図14中、コロニー数の括弧内はコンタミコロニー数を表し、また、「No.」の欄で、「0」は、冷却遠心濃縮法による結果を表し、「1」−「4」は、本発明に係る実施の形態に係る微小生物等捕獲装置58を用いたものである。
【0193】
この結果から、本発明に係る実施の形態に係る微小生物等捕獲装置58または方法を用いる限り、HCl処理は必ずしも必要でないことがわかった。これは、多くの菌体を吸着せず、粉粒体11の表層が局部的に酸性を示す前記粉粒体11の性質によるものと考えられる。
【0194】
以上の結果から、次のことが示された。本発明の実施の形態に係る粉粒体11を用いた微小生物等捕獲装置および方法を培養法に適用することができた。室外試料の場合、5リットル若しくは10リットルから10000から20000倍に濃縮する操作が可能であった。室外試料での捕獲効率は、30から60分間ポンプを駆動させて50%以上であった。室内試料の場合、500mlから1000倍に濃縮する操作が可能であった。室内試料での吸着率は15から30分間循環させることで80%以上であった。本発明の実施の形態に係る微小生物等捕獲装置および方法は、指針の手法と同等の濃縮効率を示し、室内試料では、10から20倍の濃縮度で、検出限界を下げることが可能であった。
【0195】
以上、説明したように、各実施の形態による微小生物等捕獲装置または方法によると、大掛かりな装置を必要とせず、濃縮操作を実験室ではなく、検査したい試料が存在する場所で濃縮操作が可能である。したがって、検査目的となる試料を輸送する必要がない。

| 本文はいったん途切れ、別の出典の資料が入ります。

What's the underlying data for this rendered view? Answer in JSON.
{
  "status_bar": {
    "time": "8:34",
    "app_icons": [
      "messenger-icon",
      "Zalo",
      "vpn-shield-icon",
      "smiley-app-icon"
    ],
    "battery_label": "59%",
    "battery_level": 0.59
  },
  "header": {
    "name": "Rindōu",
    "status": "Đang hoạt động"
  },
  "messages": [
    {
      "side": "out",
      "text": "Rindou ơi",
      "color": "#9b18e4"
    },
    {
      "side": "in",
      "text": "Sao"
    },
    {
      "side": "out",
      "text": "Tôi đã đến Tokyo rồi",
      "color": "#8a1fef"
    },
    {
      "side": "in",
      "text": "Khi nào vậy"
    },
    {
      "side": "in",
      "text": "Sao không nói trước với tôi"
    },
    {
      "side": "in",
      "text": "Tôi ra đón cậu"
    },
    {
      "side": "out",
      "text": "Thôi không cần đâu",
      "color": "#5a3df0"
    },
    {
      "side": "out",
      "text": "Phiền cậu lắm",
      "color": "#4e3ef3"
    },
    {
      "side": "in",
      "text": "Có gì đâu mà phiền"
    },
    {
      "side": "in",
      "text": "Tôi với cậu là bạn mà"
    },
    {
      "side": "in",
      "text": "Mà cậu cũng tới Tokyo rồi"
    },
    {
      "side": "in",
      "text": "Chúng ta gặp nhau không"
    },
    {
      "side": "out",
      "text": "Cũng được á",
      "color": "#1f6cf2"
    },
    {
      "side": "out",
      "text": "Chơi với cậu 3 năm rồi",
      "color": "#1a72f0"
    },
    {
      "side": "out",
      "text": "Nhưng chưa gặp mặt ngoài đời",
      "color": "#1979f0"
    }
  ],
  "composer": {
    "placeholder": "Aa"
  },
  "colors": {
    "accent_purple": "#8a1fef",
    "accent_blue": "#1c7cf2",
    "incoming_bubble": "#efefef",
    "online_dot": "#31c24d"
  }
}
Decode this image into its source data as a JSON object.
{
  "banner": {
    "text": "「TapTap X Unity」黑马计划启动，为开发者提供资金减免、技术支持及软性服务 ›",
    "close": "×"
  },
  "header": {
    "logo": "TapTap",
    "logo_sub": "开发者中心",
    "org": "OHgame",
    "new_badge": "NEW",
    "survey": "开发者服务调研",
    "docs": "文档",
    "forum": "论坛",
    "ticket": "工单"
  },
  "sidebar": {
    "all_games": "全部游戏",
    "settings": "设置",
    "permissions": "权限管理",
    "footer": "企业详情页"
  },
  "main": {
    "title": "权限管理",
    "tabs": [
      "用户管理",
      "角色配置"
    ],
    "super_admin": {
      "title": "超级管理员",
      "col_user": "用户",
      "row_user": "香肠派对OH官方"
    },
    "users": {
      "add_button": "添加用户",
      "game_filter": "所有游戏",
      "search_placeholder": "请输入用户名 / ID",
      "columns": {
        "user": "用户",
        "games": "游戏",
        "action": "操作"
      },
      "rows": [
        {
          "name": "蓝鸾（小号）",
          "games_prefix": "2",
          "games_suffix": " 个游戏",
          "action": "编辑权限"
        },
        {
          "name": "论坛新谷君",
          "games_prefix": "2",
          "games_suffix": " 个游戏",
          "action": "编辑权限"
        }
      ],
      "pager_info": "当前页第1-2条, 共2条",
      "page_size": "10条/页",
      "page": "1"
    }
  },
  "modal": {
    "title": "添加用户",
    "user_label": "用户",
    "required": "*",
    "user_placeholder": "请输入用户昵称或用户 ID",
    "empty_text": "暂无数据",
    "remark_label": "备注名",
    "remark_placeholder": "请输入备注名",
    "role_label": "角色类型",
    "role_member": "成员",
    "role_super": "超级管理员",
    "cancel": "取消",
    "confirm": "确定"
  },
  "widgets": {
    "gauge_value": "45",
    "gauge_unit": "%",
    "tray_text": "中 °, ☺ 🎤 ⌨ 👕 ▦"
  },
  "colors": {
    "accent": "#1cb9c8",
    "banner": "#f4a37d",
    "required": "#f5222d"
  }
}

また、遠心操作や、濾過操作では困難である大容量(500ml以上)の濃縮操作が容易で、低労力で済む。さらに、遠心操作や濾過操作では困難であるイムノクロマト法等の高濃度の濃縮を必要とする検出方法と直結させることが可能である。また、研究者など訓練を受けた試験者でなくても簡便な操作が可能である。
【0196】
また、各実施の形態に係る粉粒体を用いることで、試料を輸送する場合であっても、微小生物等の標的を含有する試料の保管を高い生存率で行なうことができるので、実験室での精度の高い検出をも行なうことができる。
【0197】
以上説明した各実施の形態は、本発明をより良く理解させる為に具体的に説明したものであって、別形態を制限するものではない。したがって、発明の主旨を変更しない範囲で変更可能である。例えば、前記実施の形態では、主として3種類程度のイオン交換樹脂について、微小生物等捕獲材としての不定形状の粉粒体の製造、処理を行ったが、他の粉砕可能な吸着性樹脂、例えば、他のイオン交換樹脂のみならず、粉砕可能なキレート樹脂や粉砕可能な吸着材を用いることができる。
【0198】
以上の実施の形態では、主として、不定形状粉粒体封入カラム32を、ベローズポンプ、蠕動ポンプの送液部、およびシリンダ式ポンプの下流側に設けたが、上流側に設けるようにしても良い。また、これらのポンプまたはノズルを各々1個設けた装置についてのみ説明したが、複数個配列したもので、同一の装置にこれらを設けて、またはこれらを並列に設けて用いても良い。また、主としてレジオネラ菌の処理について説明したが、該レジオネラ菌の処理に限られず、他の細菌、原虫、細胞等の処理であっても良い。また、細菌のような微小生物の代わりに、DNA、オリゴヌクレオチド、RNA等の遺伝物質、免疫物質、タンパク質、糖鎖等を捕獲する場合にも適用することができる。その他、以上の説明で用いた数値、回数、形状、個数、量等についてもこれらの場合に限定されるものではない。また、前述した試薬や物質は例を示すものであって、他の試薬や物質を使用することも可能である。